Perhaps you are seeing where I’m going here. It is possible for a law to be unjust, and in a democratic society (or even one ruled by a democratic one in a dictatorial manner) peaceful protest and well-reasoned legal arguments will eventually win the day. You may face persecution and why not? You are breaking the law.
This is not what is happening in Canada today. The current protesters know they are breaking the law but they think they should be cut some slack. Most don’t have much idea what they are doing at all. Some might be willing to pay a fine but few think they should go to jail or have to suffer economically for their choices. Those pitiable creatures who think the current protest is worth dying for are a tiny minority of dead-eyed fascists or damaged man-boys.

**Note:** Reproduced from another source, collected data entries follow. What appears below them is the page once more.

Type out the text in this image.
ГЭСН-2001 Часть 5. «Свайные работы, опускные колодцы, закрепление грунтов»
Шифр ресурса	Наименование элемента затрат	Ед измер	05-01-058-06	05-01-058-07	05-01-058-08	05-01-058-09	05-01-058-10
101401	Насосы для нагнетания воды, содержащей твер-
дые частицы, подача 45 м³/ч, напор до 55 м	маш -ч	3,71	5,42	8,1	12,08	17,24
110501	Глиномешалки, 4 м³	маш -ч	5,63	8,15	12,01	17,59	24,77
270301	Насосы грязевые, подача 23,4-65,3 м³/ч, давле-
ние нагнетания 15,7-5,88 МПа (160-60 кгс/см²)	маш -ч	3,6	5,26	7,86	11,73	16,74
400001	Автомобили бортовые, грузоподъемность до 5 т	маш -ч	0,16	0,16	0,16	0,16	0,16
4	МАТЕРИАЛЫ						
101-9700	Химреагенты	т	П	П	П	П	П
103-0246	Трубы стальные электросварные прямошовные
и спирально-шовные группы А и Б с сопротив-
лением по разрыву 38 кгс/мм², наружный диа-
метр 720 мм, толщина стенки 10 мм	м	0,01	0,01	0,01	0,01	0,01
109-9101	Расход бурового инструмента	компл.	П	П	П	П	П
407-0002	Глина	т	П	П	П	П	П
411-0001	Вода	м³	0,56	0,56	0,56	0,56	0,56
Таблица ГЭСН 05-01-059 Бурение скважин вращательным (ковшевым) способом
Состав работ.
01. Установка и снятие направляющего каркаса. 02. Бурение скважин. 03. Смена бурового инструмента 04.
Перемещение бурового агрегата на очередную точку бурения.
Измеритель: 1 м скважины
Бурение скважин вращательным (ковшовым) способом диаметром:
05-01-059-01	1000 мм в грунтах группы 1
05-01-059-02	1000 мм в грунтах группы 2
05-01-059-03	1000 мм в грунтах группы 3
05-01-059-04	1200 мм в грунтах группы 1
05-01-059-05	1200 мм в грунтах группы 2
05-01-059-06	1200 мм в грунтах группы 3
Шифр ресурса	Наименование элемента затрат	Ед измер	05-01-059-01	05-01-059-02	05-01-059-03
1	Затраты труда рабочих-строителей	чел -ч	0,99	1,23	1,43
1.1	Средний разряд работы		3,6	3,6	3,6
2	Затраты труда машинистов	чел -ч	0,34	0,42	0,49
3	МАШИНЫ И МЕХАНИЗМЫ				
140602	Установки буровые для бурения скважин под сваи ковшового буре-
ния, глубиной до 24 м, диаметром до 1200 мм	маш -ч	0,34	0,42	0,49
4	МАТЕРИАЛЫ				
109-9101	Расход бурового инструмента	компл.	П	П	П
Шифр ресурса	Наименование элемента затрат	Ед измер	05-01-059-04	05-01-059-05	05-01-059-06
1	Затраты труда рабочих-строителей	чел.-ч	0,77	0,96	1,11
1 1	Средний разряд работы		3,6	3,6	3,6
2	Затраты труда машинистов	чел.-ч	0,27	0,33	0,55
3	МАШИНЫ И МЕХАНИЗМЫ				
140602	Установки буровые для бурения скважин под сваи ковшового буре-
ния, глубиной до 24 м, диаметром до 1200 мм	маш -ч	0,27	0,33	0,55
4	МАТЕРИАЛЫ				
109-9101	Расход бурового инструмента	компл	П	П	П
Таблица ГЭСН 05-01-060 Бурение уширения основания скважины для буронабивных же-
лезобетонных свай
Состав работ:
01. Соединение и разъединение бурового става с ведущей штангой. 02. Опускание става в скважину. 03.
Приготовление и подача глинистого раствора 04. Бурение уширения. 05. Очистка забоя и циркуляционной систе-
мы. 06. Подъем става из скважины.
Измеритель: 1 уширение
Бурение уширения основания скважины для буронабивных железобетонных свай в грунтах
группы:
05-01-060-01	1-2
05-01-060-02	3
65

I believe in civil disobedience and peaceful protest, even if means bending or perhaps breaking an unjust law. I’ve gone on a few marches and even joined a sit-in once. I led a boycott of classes in school and even used the law to my advantage to overturn a judgement. I’ve written letters and boycotted companies and countries I felt were being unjust. I worked in government to change laws or policies I felt needed changing. But I don’t believe in threats or in damaging other people’s livelihood, especially not over a law or set of regulations where no one is being forced to do anything but simply to make a choice and then live by the consequences of that choice. This is not a legitimate protest or even a coherent one. It is the tantrum of a bunch of (insert your favorite appellation here), being led by a few hard-right militants who frankly don’t care who gets hurt, even if it includes the children of their followers.